Vergangenen Mittwochabend fand in den Räumen der katholischen Pfarrei St. Michael in Bürstadt eine außerordentliche Dekanatsversammlung mit rund 65 Teilnehmenden als Start zu diesem Pastoralen Weg statt. Dort stellten Ordinariatsrat Hans-Jürgen Dörr, Leiter des Seelsorgedezernats, und Dr. Ursula Stroth von der Koordinationsstelle „Pastoraler Weg“ des Bistums das bischöfliche Konzept vor. Ausgehend von den pastoraltheologischen Grundlagen, die das zweite Vatikanische Konzil in den 1960er Jahren wegweisend formulierte, wiesen die beiden Referenten auf die zu erwartende statistische Entwicklung hin, die von einem Rückgang der Katholiken im Dekanat um 20 Prozent und einem noch stärkeren Rückgang der hauptamtlich pastoralen Mitarbeiterinnen und Mitarbeiter bis zum Jahr 2030 ausgeht. Ein einfach Weiter-so sei daher nicht möglich. Mit Interesse und  gleichzeitiger Erschütterung nahmen die haupt- und ehrenamtlichen Mitarbeiterinnen und Mitarbeiter der Pfarreien und kirchlichen Einrichtungen, wie Schulen, Kindertagesstätten und Seniorenwohnheimen, im Dekanat diese Botschaften auf. Es gelte nun, Seelsorgestrukturen und –aufträge neu zu überdenken, sich auf den Auftrag des Evangeliums zu besinnen und  gemeinsam zu überlegen, wie wir Pastoral bis in das Jahr 2030 gestalten wollen. Eine „Willkommenskultur für neue Ideen“ sei dabei eine angemessene Haltung.

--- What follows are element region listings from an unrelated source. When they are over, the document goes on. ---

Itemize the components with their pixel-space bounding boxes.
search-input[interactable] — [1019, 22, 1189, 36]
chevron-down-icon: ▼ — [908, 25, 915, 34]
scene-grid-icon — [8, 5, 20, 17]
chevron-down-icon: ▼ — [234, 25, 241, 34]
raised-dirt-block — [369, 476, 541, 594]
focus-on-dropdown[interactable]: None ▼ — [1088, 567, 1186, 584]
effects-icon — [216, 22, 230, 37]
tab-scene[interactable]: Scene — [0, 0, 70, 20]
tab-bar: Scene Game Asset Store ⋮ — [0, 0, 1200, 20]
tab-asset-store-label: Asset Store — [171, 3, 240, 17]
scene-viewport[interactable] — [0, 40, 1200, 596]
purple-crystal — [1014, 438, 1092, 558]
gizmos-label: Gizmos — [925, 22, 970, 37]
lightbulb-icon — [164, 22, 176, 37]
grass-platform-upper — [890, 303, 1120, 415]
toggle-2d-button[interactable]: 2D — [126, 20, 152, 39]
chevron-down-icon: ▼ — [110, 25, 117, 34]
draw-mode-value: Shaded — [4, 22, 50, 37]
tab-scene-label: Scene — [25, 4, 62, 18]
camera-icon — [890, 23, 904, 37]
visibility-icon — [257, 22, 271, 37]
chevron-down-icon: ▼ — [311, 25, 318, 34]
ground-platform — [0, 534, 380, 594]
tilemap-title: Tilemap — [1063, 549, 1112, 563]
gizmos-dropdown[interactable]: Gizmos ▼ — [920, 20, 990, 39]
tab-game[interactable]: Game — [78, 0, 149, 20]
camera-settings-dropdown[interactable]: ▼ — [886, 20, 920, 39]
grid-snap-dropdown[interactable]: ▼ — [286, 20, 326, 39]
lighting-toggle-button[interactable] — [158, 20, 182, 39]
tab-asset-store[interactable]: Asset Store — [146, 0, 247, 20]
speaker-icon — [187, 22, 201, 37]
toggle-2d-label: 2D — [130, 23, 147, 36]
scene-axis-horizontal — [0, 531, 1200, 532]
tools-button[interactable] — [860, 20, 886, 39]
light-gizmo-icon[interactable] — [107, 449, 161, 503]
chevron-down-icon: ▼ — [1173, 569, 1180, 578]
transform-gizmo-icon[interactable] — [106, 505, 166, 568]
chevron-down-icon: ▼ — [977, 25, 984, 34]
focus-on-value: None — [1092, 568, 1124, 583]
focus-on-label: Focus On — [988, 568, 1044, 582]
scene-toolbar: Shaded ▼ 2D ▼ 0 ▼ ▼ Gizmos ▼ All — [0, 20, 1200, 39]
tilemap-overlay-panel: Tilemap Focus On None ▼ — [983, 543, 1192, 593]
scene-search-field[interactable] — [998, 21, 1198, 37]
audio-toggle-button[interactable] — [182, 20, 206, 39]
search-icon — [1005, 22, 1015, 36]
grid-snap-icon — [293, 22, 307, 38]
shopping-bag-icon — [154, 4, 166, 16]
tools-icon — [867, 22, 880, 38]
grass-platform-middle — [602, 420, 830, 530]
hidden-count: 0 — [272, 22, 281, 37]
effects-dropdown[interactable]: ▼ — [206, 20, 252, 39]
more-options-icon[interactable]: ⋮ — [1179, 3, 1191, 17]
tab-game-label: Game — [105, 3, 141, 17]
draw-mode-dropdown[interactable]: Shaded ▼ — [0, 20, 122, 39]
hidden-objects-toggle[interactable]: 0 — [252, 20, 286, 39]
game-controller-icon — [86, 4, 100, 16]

Bistumsweit ist bis zum Jahr 2030 von etwa 50-60 Pfarreien auszugehen. Für das Dekanat Bergstraße-West sind zwei solcher großer Verwaltungseinheiten vorgesehen, bei einem gleichzeitigen Rückgang von 16,5 auf 10,5 Vollzeitstellen im pastoralen Bereich. Diese „Pfarreien“ sind in ihrem Verständnis nicht mit dem heutigen Pfarreibegriff gleichzusetzen, sondern eher so etwas wie rechtliche Einheiten mit hauptsächlich verwaltungsmäßigen Befugnissen. Jede dieser Pfarreien steht unter der Gesamtleitung eines Priesters und wird je einen Pfarreien- und einen Verwaltungsrat bilden.

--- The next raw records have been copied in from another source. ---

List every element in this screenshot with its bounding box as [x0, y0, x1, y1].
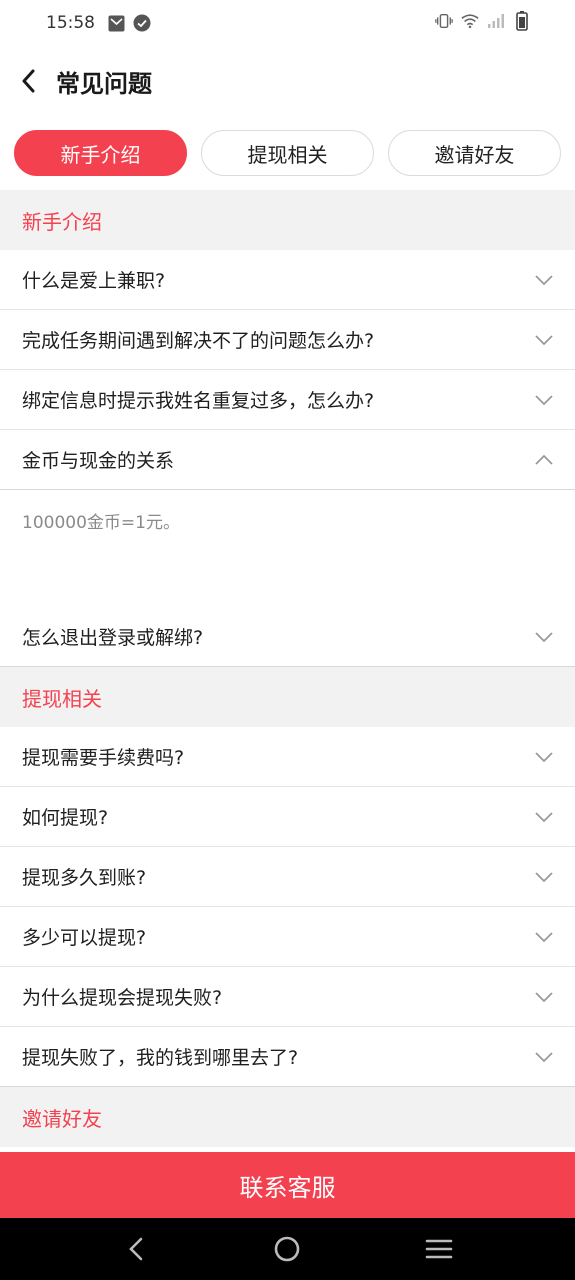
contact-support-button[interactable]: 联系客服	[0, 1152, 575, 1218]
faq-question: 为什么提现会提现失败?	[22, 987, 223, 1009]
faq-answer: 100000金币=1元。	[0, 490, 575, 607]
nav-menu-button[interactable]	[409, 1218, 469, 1280]
faq-list: 新手介绍 什么是爱上兼职? 完成任务期间遇到解决不了的问题怎么办? 绑定信息时提…	[0, 190, 575, 1147]
faq-item[interactable]: 怎么退出登录或解绑?	[0, 607, 575, 667]
nav-home-button[interactable]	[257, 1218, 317, 1280]
check-circle-icon	[133, 14, 151, 32]
battery-icon	[513, 11, 531, 31]
chevron-down-icon	[533, 870, 555, 884]
chevron-down-icon	[533, 930, 555, 944]
faq-question: 完成任务期间遇到解决不了的问题怎么办?	[22, 330, 375, 352]
mail-icon	[107, 14, 125, 32]
home-circle-icon	[275, 1236, 300, 1262]
tab-withdraw[interactable]: 提现相关	[201, 130, 374, 176]
section-header-invite: 邀请好友	[0, 1087, 575, 1147]
faq-item[interactable]: 什么是爱上兼职?	[0, 250, 575, 310]
faq-item[interactable]: 提现需要手续费吗?	[0, 727, 575, 787]
tab-invite[interactable]: 邀请好友	[388, 130, 561, 176]
faq-item[interactable]: 提现多久到账?	[0, 847, 575, 907]
chevron-down-icon	[533, 990, 555, 1004]
chevron-down-icon	[533, 393, 555, 407]
chevron-down-icon	[533, 1050, 555, 1064]
faq-question: 提现多久到账?	[22, 867, 147, 889]
signal-icon	[487, 12, 505, 30]
chevron-down-icon	[533, 630, 555, 644]
system-nav-bar	[0, 1218, 575, 1280]
page-title: 常见问题	[56, 69, 152, 98]
nav-back-button[interactable]	[106, 1218, 166, 1280]
chevron-down-icon	[533, 273, 555, 287]
faq-item[interactable]: 绑定信息时提示我姓名重复过多，怎么办?	[0, 370, 575, 430]
faq-item[interactable]: 如何提现?	[0, 787, 575, 847]
faq-question: 多少可以提现?	[22, 927, 147, 949]
chevron-down-icon	[533, 810, 555, 824]
chevron-down-icon	[533, 333, 555, 347]
faq-item[interactable]: 完成任务期间遇到解决不了的问题怎么办?	[0, 310, 575, 370]
faq-item-expanded[interactable]: 金币与现金的关系	[0, 430, 575, 490]
section-header-beginner: 新手介绍	[0, 190, 575, 250]
tab-beginner[interactable]: 新手介绍	[14, 130, 187, 176]
back-button[interactable]	[0, 46, 56, 116]
faq-question: 如何提现?	[22, 807, 109, 829]
chevron-up-icon	[533, 453, 555, 467]
status-bar: 15:58	[0, 0, 575, 46]
faq-question: 什么是爱上兼职?	[22, 270, 166, 292]
page-header: 常见问题	[0, 46, 575, 116]
status-time: 15:58	[46, 13, 95, 33]
faq-question: 金币与现金的关系	[22, 450, 175, 472]
wifi-icon	[461, 12, 479, 30]
faq-item[interactable]: 多少可以提现?	[0, 907, 575, 967]
back-triangle-icon	[128, 1237, 143, 1261]
faq-question: 提现需要手续费吗?	[22, 747, 185, 769]
faq-item[interactable]: 提现失败了，我的钱到哪里去了?	[0, 1027, 575, 1087]
section-header-withdraw: 提现相关	[0, 667, 575, 727]
faq-question: 提现失败了，我的钱到哪里去了?	[22, 1047, 299, 1069]
menu-lines-icon	[425, 1239, 453, 1259]
faq-question: 怎么退出登录或解绑?	[22, 627, 204, 649]
category-tabs: 新手介绍 提现相关 邀请好友	[14, 130, 561, 176]
faq-question: 绑定信息时提示我姓名重复过多，怎么办?	[22, 390, 375, 412]
chevron-left-icon	[22, 69, 35, 93]
chevron-down-icon	[533, 750, 555, 764]
faq-item[interactable]: 为什么提现会提现失败?	[0, 967, 575, 1027]
vibrate-icon	[435, 12, 453, 30]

Die Verwaltungstätigkeiten in den Pfarreien sollen zukünftig mehr von hauptamtlich tätigen Verwaltungsfachkräften übernommen werden, um den pastoralen Kräften die seelsorgerliche Arbeit zu ermöglichen. „Auch werden wir uns aufgrund der schwindenden Finanzmittel von etwa der Hälfte der kirchlichen Gebäuden trennen müssen“, kündigte Stroth an.

Bis Sommer 2021 sollen nun ein Leitungsteam, verschiedene Projektteams und eine sogenannte „Resonanzgruppe“ gebildet werden, die mit einer bunten Vielfalt bisheriger Engagierter aber auch neuer interessierter Personen von außen besetzt sein werden. Diese sollen ein pastorales Konzept innerhalb der vorgegebenen Rahmendaten für das Dekanat entwickeln.

Natürlich kamen in der anschließenden Gesprächsrunde auch erhebliche Bedenken gegen diese Planung zum Vorschein, besonders auf dem Hintergrund einiger ungeklärter Prozesse und Enttäuschungen in Viernheim und Lampertheim. Auch die Sinnhaftigkeit der im November turnusgemäß anstehenden Pfarrgemeinderatswahlen wurde dabei infrage gestellt. „Ist das Dekanat als solches am Ende dieses Weges dann überhaupt noch eine sinnvolle Ebene?“, wollte ein Teilnehmer wissen. „Wenn es uns nicht gelingt, in den letzten Jahrzehnten verspieltes Vertrauen der Menschen in die Kirche durch wegweisende und mutige Reformen, wie z.B. in den Fragen des Zölibats und dem Umgang mit Frauen in kirchlichen Ämtern, wieder zurück zu gewinnen, ist alles Mühen auf diesem Pastoralen Weg vermutlich vergebens“, nahm ein anderer auch die Kirchenleitung in die Pflicht. Eine neue Glaubwürdigkeit von Kirche müsse ein wichtiges Ziel sein, wie sie eine Stellungnahme des Diözesankatholikenrates bereits eingefordert habe. Insgesamt war eine größere Skepsis als positive Aufbruchsstimmung im Raum zu spüren.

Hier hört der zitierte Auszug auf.